Ever being the adventurer, I agreed to take some culture with me to grow at home. This is when I understood the name, since what they gave me looks distinctly fungal by nature. So while I started to grow it in my tea, I did some research. Have you figured out what this is yet? We call it “kombucha.” According to Wikipedia:
Kombucha is the Western name for sweetened tea or tisane that has been fermented by a macroscopic solid mass of microorganisms called a “kombucha colony,” usually consisting principally of Acetobacter-species and yeast cultures. It has gained much popular support within many communities, mentioned by talk show hosts and celebrities. The increase in popularity can be seen by the many commercial brands coming onto the retail market and thousands of web pages about this fermented beverage.

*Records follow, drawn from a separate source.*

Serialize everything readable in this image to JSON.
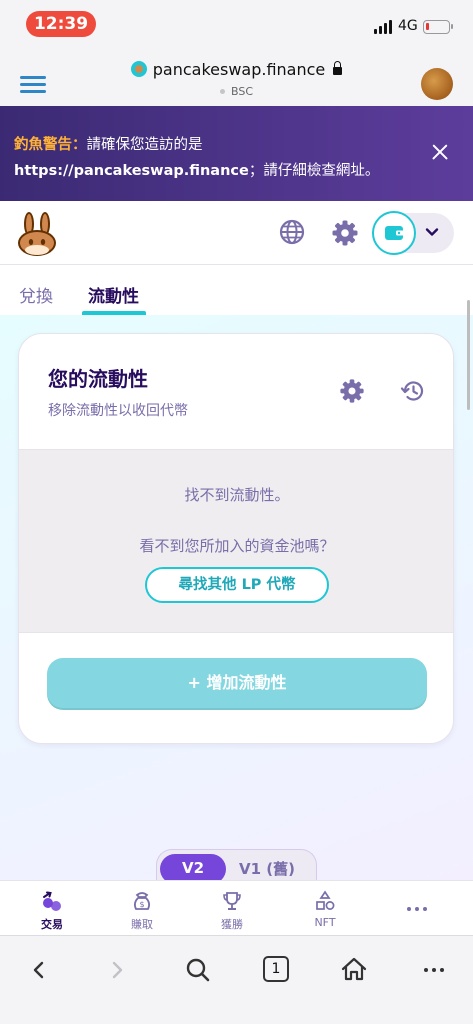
{
  "status_bar": {
    "time": "12:39",
    "network": "4G",
    "battery_level": 0.15
  },
  "browser": {
    "domain": "pancakeswap.finance",
    "network_label": "BSC"
  },
  "warning": {
    "label": "釣魚警告：",
    "text_line1": "請確保您造訪的是",
    "url": "https://pancakeswap.finance",
    "text_line2": "；請仔細檢查網址。"
  },
  "tabs": [
    {
      "label": "兌換",
      "active": false
    },
    {
      "label": "流動性",
      "active": true
    }
  ],
  "card": {
    "title": "您的流動性",
    "subtitle": "移除流動性以收回代幣",
    "empty_message": "找不到流動性。",
    "pool_question": "看不到您所加入的資金池嗎？",
    "find_lp_label": "尋找其他 LP 代幣",
    "add_liquidity_label": "+ 增加流動性"
  },
  "version_toggle": {
    "v2_label": "V2",
    "v1_label": "V1 (舊)"
  },
  "bottom_nav": [
    {
      "label": "交易",
      "icon": "trade-icon",
      "active": true
    },
    {
      "label": "賺取",
      "icon": "earn-icon",
      "active": false
    },
    {
      "label": "獲勝",
      "icon": "trophy-icon",
      "active": false
    },
    {
      "label": "NFT",
      "icon": "nft-icon",
      "active": false
    },
    {
      "label": "",
      "icon": "more-icon",
      "active": false
    }
  ],
  "safari": {
    "tab_count": "1"
  },
  "colors": {
    "primary": "#1fc7d4",
    "secondary": "#7645d9",
    "text": "#280d5f",
    "text_subtle": "#7a6eaa",
    "warning_bg": "#3b2a73",
    "warning_label": "#ffb237"
  }
}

Not long after this, I ran into a lady at the local farmer’s market (where I get much of my fresh food and cultural interaction) who was selling books and samples of greeb and another variety called milk greeb. I just love talking with and buying from babushkas at the market, so this was a great education for me. So, ever being the adventurer, I decided to try this as well.
Finding out about this stuff is much harder online, at least in English. I think it’s called Tibetan fermented milk. It’s a kind of kefir, and does not taste anything as bad as kumiss, which is the fermented milk I had while living in Kyrgyzstan.
How does the family greet all this? Kerith likes the tea; Simon tolerates it. Lydia likes the kefir. I tolerate both. Diana has to be sweet-talked into taking her RDA. We’ve been seeing more than our fair share of illness over the last month, especially Diana and the boys, and so I’m taking no chances.